VI. Entente, tentative et complicité

88. Je vais à présent traiter brièvement les questions de l’entente, de la tentative et de la

complicité. Là encore, le cadre juridique international a été exposé par M. Sands, aussi ne vais-je

pas le répéter.

89. Le demandeur estime que les conclusions de TPIY démontrent clairement l’existence

d’une entente entre les dirigeants serbes en vue de commettre des crimes contre l’humanité,

notamment des attaques généralisées et systématiques à l’encontre de groupes de Croates en ayant

recours à des actes prohibés par l’article premier de la Convention. Lorsque les conclusions

formulées par le TPIY dans toutes les affaires pertinentes sont examinées conjointement avec les

éléments de preuve que le demandeur a présentés indépendamment à la Cour, il apparaît de

manière claire que l’objectif de cette entente était de commettre un génocide.

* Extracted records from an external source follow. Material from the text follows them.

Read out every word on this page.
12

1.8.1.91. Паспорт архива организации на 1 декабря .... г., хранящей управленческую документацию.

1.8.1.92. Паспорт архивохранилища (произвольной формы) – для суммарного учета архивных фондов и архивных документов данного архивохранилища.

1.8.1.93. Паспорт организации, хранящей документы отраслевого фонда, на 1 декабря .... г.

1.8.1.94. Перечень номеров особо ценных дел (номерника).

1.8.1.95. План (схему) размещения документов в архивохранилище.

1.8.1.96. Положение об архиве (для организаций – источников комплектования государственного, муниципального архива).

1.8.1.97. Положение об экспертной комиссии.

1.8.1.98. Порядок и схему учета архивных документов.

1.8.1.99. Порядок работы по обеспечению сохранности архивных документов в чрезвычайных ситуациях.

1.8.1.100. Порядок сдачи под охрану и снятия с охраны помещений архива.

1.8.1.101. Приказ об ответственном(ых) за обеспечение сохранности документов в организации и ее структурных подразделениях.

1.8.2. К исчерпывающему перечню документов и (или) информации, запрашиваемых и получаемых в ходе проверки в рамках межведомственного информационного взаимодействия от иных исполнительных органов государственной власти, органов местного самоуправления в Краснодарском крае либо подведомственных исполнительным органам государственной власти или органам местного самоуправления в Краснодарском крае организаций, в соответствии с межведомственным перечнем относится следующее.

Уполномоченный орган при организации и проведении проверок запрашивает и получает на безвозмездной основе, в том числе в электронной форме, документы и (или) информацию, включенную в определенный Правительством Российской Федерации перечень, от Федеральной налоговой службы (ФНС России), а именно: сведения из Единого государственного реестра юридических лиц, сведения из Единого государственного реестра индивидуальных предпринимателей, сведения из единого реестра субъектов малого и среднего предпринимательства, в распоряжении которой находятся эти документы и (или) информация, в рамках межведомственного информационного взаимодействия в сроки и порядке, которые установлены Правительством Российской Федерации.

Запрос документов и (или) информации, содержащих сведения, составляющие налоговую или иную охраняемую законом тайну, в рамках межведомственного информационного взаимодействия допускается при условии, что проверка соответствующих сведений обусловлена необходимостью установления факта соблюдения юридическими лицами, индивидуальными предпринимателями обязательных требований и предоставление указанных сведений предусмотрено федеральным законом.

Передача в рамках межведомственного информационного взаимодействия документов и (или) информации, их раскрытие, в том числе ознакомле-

90. Les conclusions du TPIY démontrent tout aussi clairement la complicité. La seule

question qui se pose est celle de l’intention requise pour que la responsabilité de l’Etat se trouve

engagée. Ainsi que le demandeur l’a exposé dans ses pièces de procédure, une personne est

36 coupable de complicité de génocide dès lors qu’elle planifie ou ordonne la commission du crime de

génocide, qu’elle y apporte une aide ou un encouragement, ou encore qu’elle fournit les moyens

d’en permettre ou d’en faciliter la perpétration, en sachant que l’auteur principal avait l’intention de

détruire un groupe protégé, en tout ou en partie.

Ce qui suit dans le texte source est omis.